Отец тоже незаметно, но значительно изменился, стал еще более суетлив, щиплет темненькие усы свои, чего раньше не делал; голубиные глаза его ослепленно мигают и смотрят так задумчиво, как будто отец забыл что-то и не может вспомнить. Говорить он стал еще больше и крикливее, оглушительней. Он говорит о книгах, пароходах, лесах и пожарах, о глупом губернаторе и душе народа, о революционерах, которые горько ошиблись, об удивительном человеке Глебе Успенском, который «все видит насквозь». Он всегда говорит о чем-нибудь новом и так, как будто боится, что завтра кто-то запретит ему говорить.

– Удивительно! – кричит он. – Замечательно!

Варавка прозвал его: Ваня с Праздником.

– Мастер ты удивляться, Иван! – говорил Варавка, играя пышной своей бородищей.

Он отвез жену за границу, Бориса отправил в Москву, в замечательное училище, где учился Туробоев, а за Лидией откуда-то приехала большеглазая старуха с седыми усами и увезла девочку в Крым, лечиться виноградом.
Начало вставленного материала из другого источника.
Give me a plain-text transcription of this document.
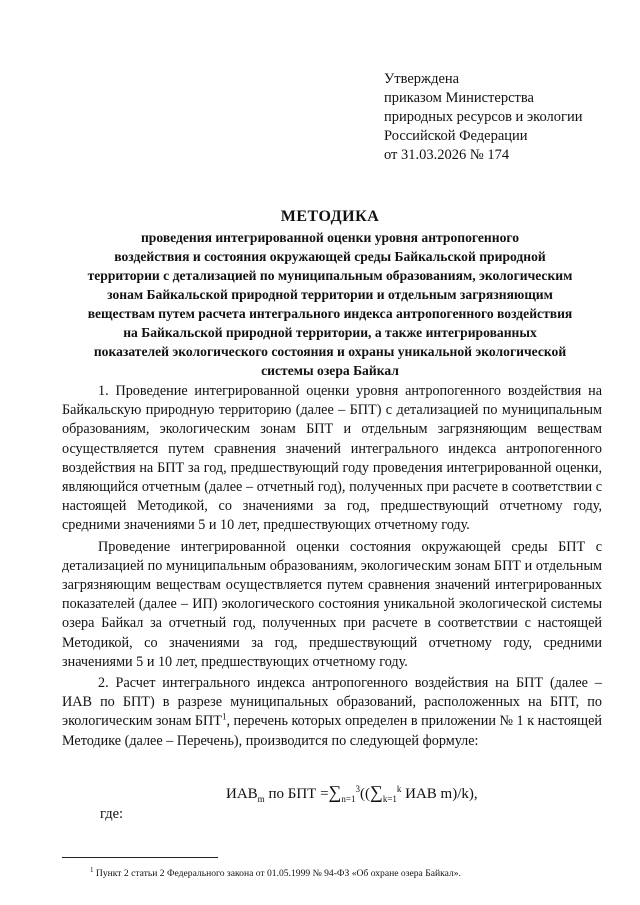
Утверждена
приказом Министерства
природных ресурсов и экологии
Российской Федерации
от 31.03.2026 № 174
МЕТОДИКА
проведения интегрированной оценки уровня антропогенного
воздействия и состояния окружающей среды Байкальской природной
территории с детализацией по муниципальным образованиям, экологическим
зонам Байкальской природной территории и отдельным загрязняющим
веществам путем расчета интегрального индекса антропогенного воздействия
на Байкальской природной территории, а также интегрированных
показателей экологического состояния и охраны уникальной экологической
системы озера Байкал

1. Проведение интегрированной оценки уровня антропогенного воздействия на Байкальскую природную территорию (далее – БПТ) с детализацией по муниципальным образованиям, экологическим зонам БПТ и отдельным загрязняющим веществам осуществляется путем сравнения значений интегрального индекса антропогенного воздействия на БПТ за год, предшествующий году проведения интегрированной оценки, являющийся отчетным (далее – отчетный год), полученных при расчете в соответствии с настоящей Методикой, со значениями за год, предшествующий отчетному году, средними значениями 5 и 10 лет, предшествующих отчетному году.

Проведение интегрированной оценки состояния окружающей среды БПТ с детализацией по муниципальным образованиям, экологическим зонам БПТ и отдельным загрязняющим веществам осуществляется путем сравнения значений интегрированных показателей (далее – ИП) экологического состояния уникальной экологической системы озера Байкал за отчетный год, полученных при расчете в соответствии с настоящей Методикой, со значениями за год, предшествующий отчетному году, средними значениями 5 и 10 лет, предшествующих отчетному году.

2. Расчет интегрального индекса антропогенного воздействия на БПТ (далее – ИАВ по БПТ) в разрезе муниципальных образований, расположенных на БПТ, по экологическим зонам БПТ$^1$, перечень которых определен в приложении № 1 к настоящей Методике (далее – Перечень), производится по следующей формуле:

$ИАВ_m$ по БПТ $=\sum_{n=1}^3((\sum_{k=1}^k$ ИАВ m)/k),
где:
$^1$ Пункт 2 статьи 2 Федерального закона от 01.05.1999 № 94-ФЗ «Об охране озера Байкал».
Из-за границы Варавка вернулся помолодевшим, еще более насмешливо веселым; он стал как будто легче, но на ходу топал ногами сильнее и часто останавливался перед зеркалом, любуясь своей бородой, подстриженной так, что ее сходство с лисьим хвостом стало заметней. Он даже начал говорить стихами, Клим слышал, как он говорил матери:

 
Когда из мрака заблужденья
Горячим словом убежденья
Я душу падшую извлек,
 

– конечно, я был в то время идиотом…

– Это едва ли верно и очень грубо, Тимофей Степанович, – сказала мать. Варавка свистнул, точно мальчишка, потом проговорил четко:

– Нежной правды нет.

Почти каждый вечер он ссорился с Марией Романовной, затем с нею начала спорить и Вера Петровна; акушерка, встав на ноги, выпрямлялась, вытягивалась и, сурово хмурясь, говорила ей:

– Вера, опомнись!

Отец беспокойно подбегал к ней и кричал:

– Разве Англия не доказывает, что компромисс необходимое условие цивилизации…

Акушерка сурово говорила:

– Перестаньте, Иван!

Тогда отец подкатывался к Варавке:

– Согласись, Тимофей, что в известный момент эволюция требует решительного удара…
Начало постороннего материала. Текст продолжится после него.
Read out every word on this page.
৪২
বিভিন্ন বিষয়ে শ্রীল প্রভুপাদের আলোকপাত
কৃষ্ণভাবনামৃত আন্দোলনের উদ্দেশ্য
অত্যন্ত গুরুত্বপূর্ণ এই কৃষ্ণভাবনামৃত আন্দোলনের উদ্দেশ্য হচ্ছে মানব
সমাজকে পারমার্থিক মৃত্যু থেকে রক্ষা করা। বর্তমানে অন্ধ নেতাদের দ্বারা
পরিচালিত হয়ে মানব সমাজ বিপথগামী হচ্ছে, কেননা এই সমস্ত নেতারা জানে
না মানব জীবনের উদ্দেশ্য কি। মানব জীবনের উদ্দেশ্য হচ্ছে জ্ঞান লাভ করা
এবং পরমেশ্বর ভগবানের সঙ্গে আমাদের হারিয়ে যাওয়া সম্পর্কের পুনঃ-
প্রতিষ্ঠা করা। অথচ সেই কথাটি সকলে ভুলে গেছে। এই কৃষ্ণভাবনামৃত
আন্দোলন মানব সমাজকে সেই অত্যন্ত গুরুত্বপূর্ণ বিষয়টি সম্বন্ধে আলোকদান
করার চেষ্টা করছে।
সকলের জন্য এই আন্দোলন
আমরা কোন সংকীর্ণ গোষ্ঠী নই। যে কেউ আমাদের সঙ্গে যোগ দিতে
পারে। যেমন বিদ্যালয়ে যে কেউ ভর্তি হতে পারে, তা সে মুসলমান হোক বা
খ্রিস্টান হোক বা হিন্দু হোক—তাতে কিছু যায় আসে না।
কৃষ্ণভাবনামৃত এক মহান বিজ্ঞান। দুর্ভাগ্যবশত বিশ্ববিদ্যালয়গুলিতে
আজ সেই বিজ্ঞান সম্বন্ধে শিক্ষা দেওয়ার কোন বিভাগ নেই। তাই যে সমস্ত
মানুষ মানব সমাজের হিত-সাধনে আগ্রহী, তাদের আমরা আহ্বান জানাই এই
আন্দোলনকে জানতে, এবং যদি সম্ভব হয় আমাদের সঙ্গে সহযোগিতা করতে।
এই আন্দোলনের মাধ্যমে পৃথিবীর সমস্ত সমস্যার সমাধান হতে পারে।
Варавка отстранял его короткой, сильной рукой и кричал, усмехаясь:

– Нет, Марья Романовна, нет!

Отец шел к столу пить пиво с доктором Сомовым, а полупьяный доктор ворчал:

– Надсон прав: догорели огни и у… как там?

– Облетели цветы, – добавил отец, сочувственно кивнув лысоватым черепом, задумчиво пил пиво, молчал и становился незаметен.

Мария Романовна тоже как-то вдруг поседела, отощала и согнулась; голос у нее осел, звучал глухо, разбито и уже не так властно, как раньше. Всегда одетая в черное, ее фигура вызывала уныние; в солнечные дни, когда она шла по двору или гуляла в саду с книгой в руках, тень ее казалась тяжелей и гуще, чем тени всех других людей, тень влеклась за нею, как продолжение ее юбки, и обесцвечивала цветы, травы.

 

Споры с Марьей Романовной кончились тем, что однажды утром она ушла со двора вслед за возом своих вещей, ушла, не простясь ни с кем, шагая величественно, как всегда, держа в одной руке саквояж с инструментами, а другой прижимая к плоской груди черного, зеленоглазого кота.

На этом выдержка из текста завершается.